Ve ulusumuzun yetiştirdiği son devlet adamı olarak sıfatını hak ettikten sonra aramızdan ayrıldı.
Bülent Ecevit, bir alçağın 17 Mayıs 2006 tarihinde Danıştay’ın İkinci Dairesini basarak şehit ettiği Yüksek Yargıç Mustafa Yücel Özbilgin’in cenazesinde rahatsızlanmış ve bilinçsiz bir halde Gülhane Askeri Tıp Akademisi hastanesine kaldırılmıştı.
Ecevit’i o gün görenler, Yücel Özbilgin’in şahsında Cumhuriyetin temel değerlerini savunan bir kuruma yapılan saldırı nedeniyle çok büyük üzüntü duyduğunu, sağlık durumu elvermediği halde o nedenle cenaze törenine katıldığını ifade etmişlerdi.
Olayların bu niteliği, Ecevit’in de hayatını, Cumhuriyetin temel değerleri uğruna riske attığının kanıtını oluşturdu.
Aslında Ecevit, inandıkları için her türlü tehlikeyi göze alabildiğini çok defa ortaya koymuş bir siyasetçiydi:
Seçim kampanyası için gittiği İzmir’de ona suikast yapmak isteyenler, yakınındaki Mehmet İsvan’ı yaraladılar. İsvan hayatını bu olay yüzünden kaybetti.
Başbakan sıfatıyla Amerika Birleşik Devletleri’ne yaptığı bir gezide bir fanatik Rum’un onu öldürmeteşebbüsü, koruma görevlilerinin uyanıklığı sayesinde önlendi.
CHP Genel Başkanı iken, 1977 Milletvekili seçimi kampanyasında Başbakan Süleyman Demirel kendisine, "Taksim’de miting yaparken suikaste hedef olacağınızı öğrendik" diye bilgi verdi. Mitingi ertelemesini veya iptal etmesini istedi. Ecevit bunlara hiç aldırış etmeden Taksim meydanına yüzbinleri toplayıp kürsüye çıktı. Kimse de birşey yapamadı.
Kıbrıs’a askeri müdahale çok ciddi bir cesaret meselesi iken, bu tarihi kararı alıp uygulayan o idi.
Sadece bu noktalarda değil, medeni cesaretin en seçkin örneklerini de özellikle askeri yönetimlere karşı o ortaya koydu. Örneğin 12 Mart 1971 askeri müdahalesi karşısında, böyle bir yönetimle işbirliği yapmayı reddederek CHP Genel Sekreterliğinden istifa etti.

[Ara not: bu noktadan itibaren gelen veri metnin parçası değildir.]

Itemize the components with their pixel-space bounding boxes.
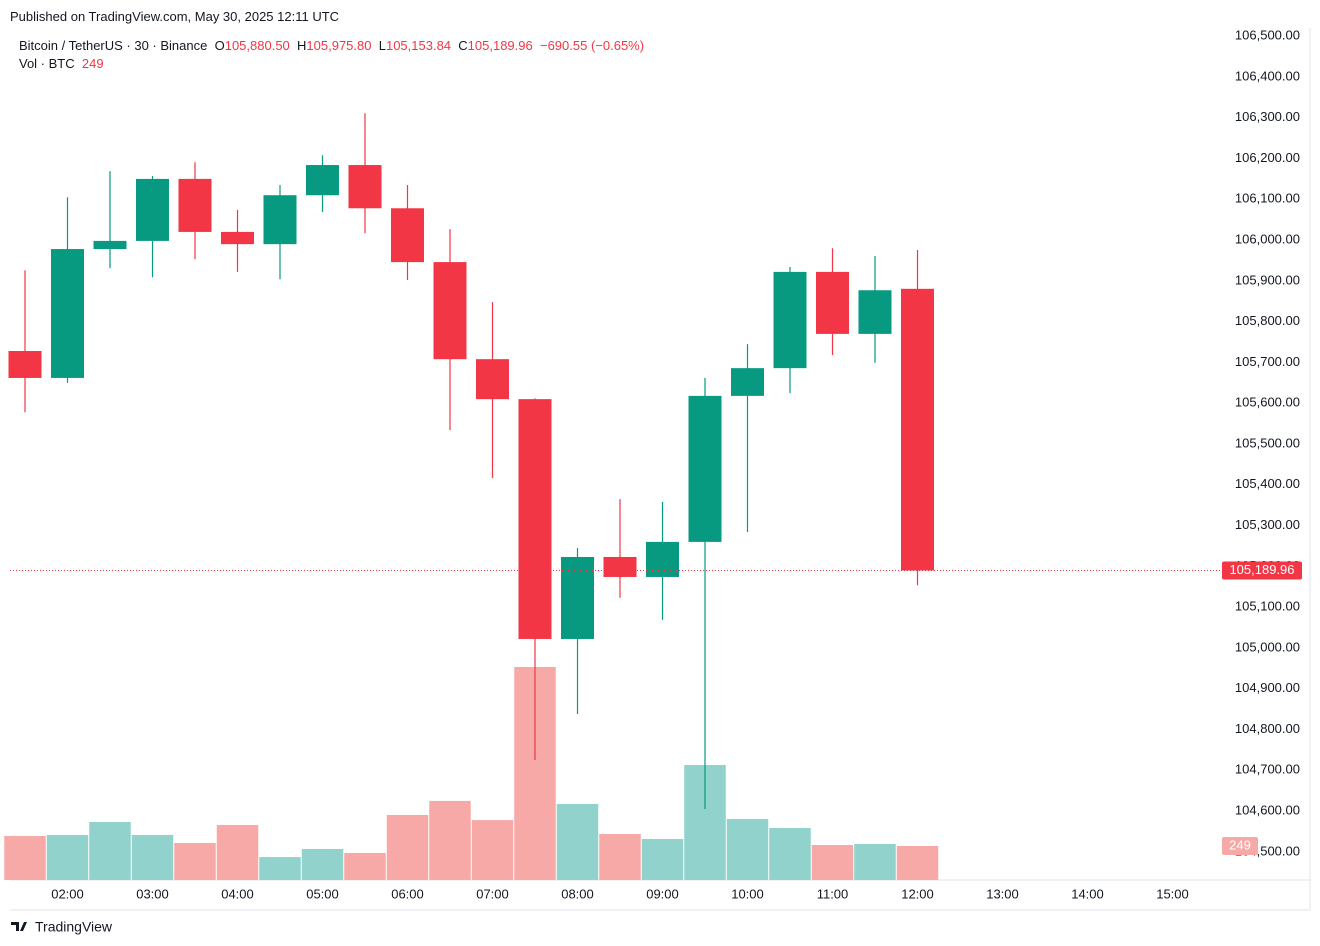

Daha önemli bir cesaret örneğini 12 Eylül döneminde gösterdi... Askeri yönetimin aşırı şekilde kısıtlayıcı kurallarına açıkça isyan eden tek siyasetçi, tek aydın o idi. Nitekim sesini duyurmak için Arayış isimli bir dergi çıkardı. Hem bu dergideki yazıları nedeniyle hem de Türkiye’deki durumu saklamayan bir demeci nedeniyle iki kere hapse atıldı. Ama çizgisinden ve davasından zerre kadar sapma göstermedi.
Ve... Siyaset yapması yasak olduğu için eşi aracılığıyla, en olumsuz koşullarda kurdurduğu Demokratik Sol Parti’yi, sabırla, çileyle büyüterek 1999-2002 arasında iktidar yaptı.
Ecevit sadece sabır ve cesaret adamı değildi. Sayısız meziyetleri nefsinde toplamış bir değer idi. O nedenle Ecevit’i anlatmaya devam edeceğiz. Bugünlük noktayı, tüm ulusumuza başsağlığı dileyerek ve önünde saygıyla eğilerek koyuyoruz.